TTM Technologies Insider Sells 1,493 Shares; 25,322 Remain
Rhea-AI Filing Summary
Robert P. Farrell, President C&C and director of TTM Technologies, Inc. (TTMI) reported an open-market sale of 1,493 shares on 08/26/2025 at a weighted average price of $45.0019 per share, with trade prices in the range $45.00–$45.01. After the transaction he beneficially owns 25,322 shares, held directly. The filing is signed by an attorney-in-fact on behalf of the reporting person on 08/28/2025. The form discloses that the sale was executed in multiple trades and that the reporting person will provide details on the number of shares sold at each price within the stated range upon request.
Positive
- Clear disclosure of transaction date, weighted average price, and remaining beneficial ownership
- Reporting transparency with offer to provide per-trade allocation within the disclosed price range
- Form filed promptly and signed by authorized attorney-in-fact, meeting procedural requirements
Negative
- Insider sale of shares (1,493 shares) reduces the reporting person's direct stake
- No disclosure in this filing of a Rule 10b5-1 trading plan, so intent behind sale is not specified
Insights
TL;DR: Routine insider sale; modest size relative to typical director holdings and fully disclosed.

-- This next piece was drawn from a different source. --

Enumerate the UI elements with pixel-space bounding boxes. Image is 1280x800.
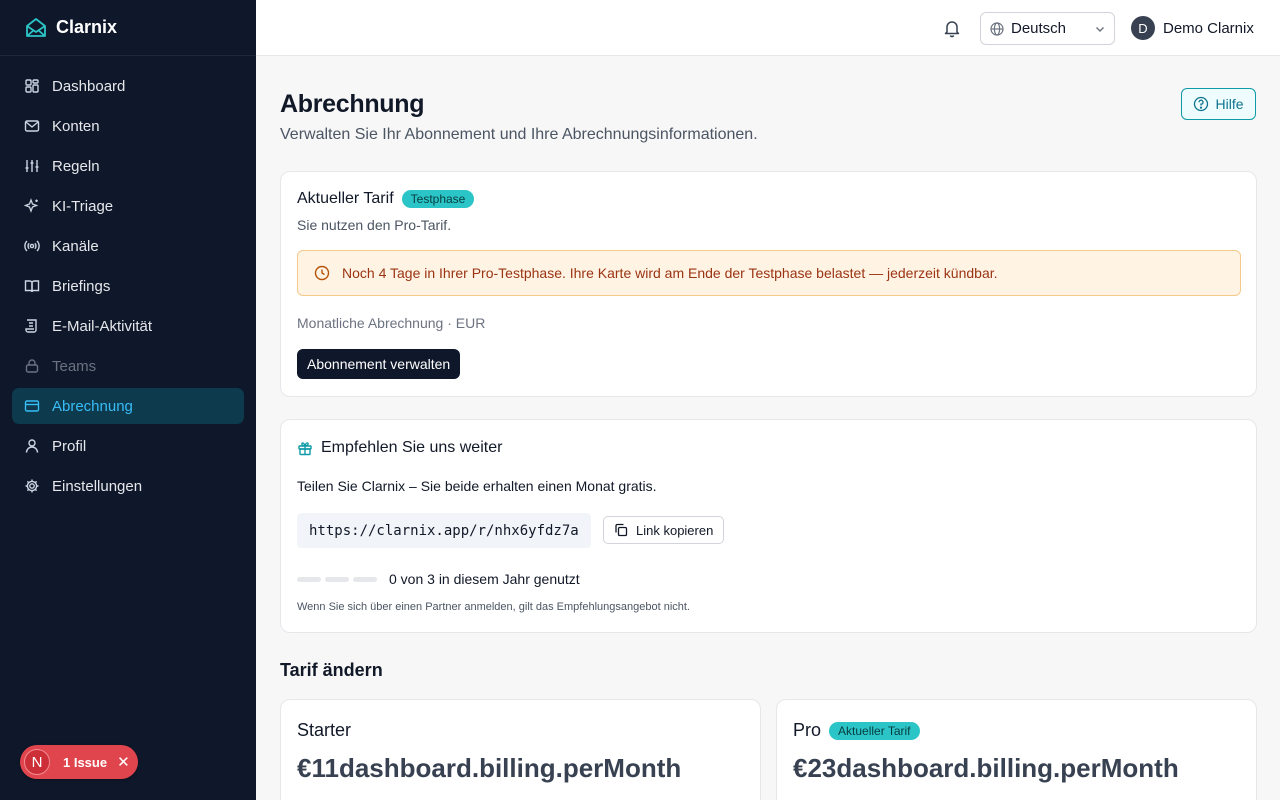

The Form 4 documents a straightforward open-market disposal of 1,493 shares on 08/26/2025 at a weighted average price of $45.0019. Post-transaction beneficial ownership is 25,322 shares held directly, indicating continued stake alignment with shareholders. The disclosure of the price range ($45.00–$45.01) and the offer to provide per-trade details support transparency. This transaction appears routine rather than signaling a material change in ownership or control.
TL;DR: Compliance and recordkeeping appear proper; filing shows required details for Section 16 reporting.
The filing includes the reporting person's title (President C&C), relationship to the issuer, exact transaction date, transaction code (sale), weighted average price and remaining shares owned. The signature by an attorney-in-fact and the explanatory footnote about multiple trades meet standard disclosure practices. There is no indication of a Rule 10b5-1 plan in this filing. From a governance perspective, the Form 4 fulfills Section 16(a) obligations and provides sufficient traceability for reviewers.